Depois de concluir a música para a peça de teatro “Orfeu da Conceição” de Vinicius de Moraes - que daria origem ao célebre filme de Marcel Camus, "Orfeu Negro" - Tom Jobim resolveu ir descansar em Poço Fundo, lá para os lados de Itaipava. Conta Vinicius que um dia, de volta da montanha, Tom sentou-se a seu lado, depois de "um papo manso", pegou no violão e tocou um sambinha. "Você gosta?” perguntou-me ele ao terminar, “Faz de novo." Tom repetiu-a várias vezes. "Era um samba todo em voltas, onde cada compasso era uma nota de amor, cada nota uma saudade de alguém longe." Depois, é a história que todo o mundo sabe. A bossa nova nascia na harmonia de “Chega de Saudade”, e a nova batida de violão na interpretação que João Gilberto descobriria logo depois. A música nunca mais seria a mesma, e o Brasil também não: "melhor do que o silêncio, só João".

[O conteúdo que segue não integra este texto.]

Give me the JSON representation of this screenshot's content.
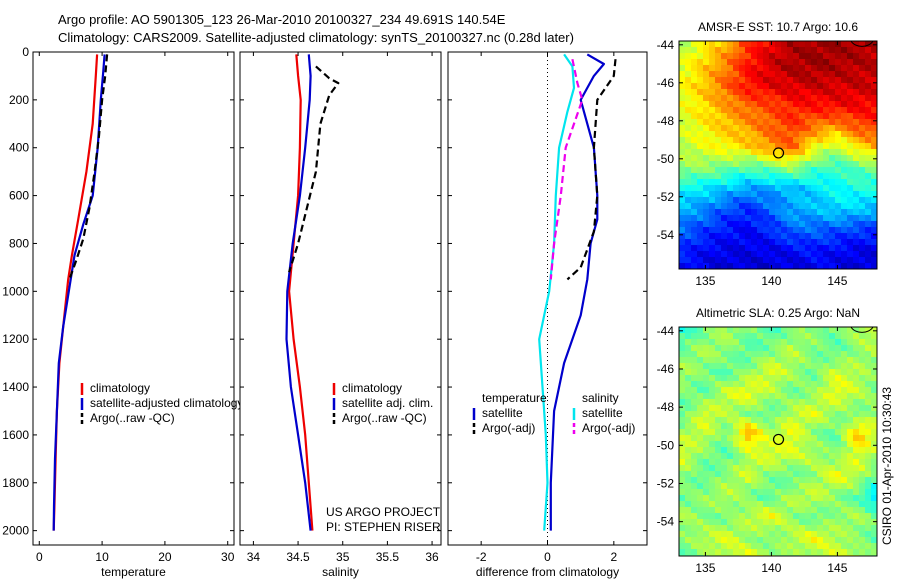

Luzes da Cidade” é um filme mudo de 1931 rodado em contra-mão, quando o sonoro tinha já sido adoptado como padrão. Escapando à euforia do som, contra todas as expectativas, uma obra-prima de sucesso que acaba com uma das imagens mais famosas da história do cinema. Numa carta do mesmo ano, Chaplin descrevia o seu Charlot: “Este pobre ser, receoso, franzino e mal alimentado que represento no ecrã nunca é, de facto, vítima daqueles que o atormentam. Eleva-se acima dos seus sofrimentos; vítima de circunstâncias infelizes, recusa-se a aceitar a derrota. Quando as suas esperanças, os seus sonhos e as suas aspirações se desvanecem na futilidade e no nada, ele simplesmente encolhe os ombros e vira costas.”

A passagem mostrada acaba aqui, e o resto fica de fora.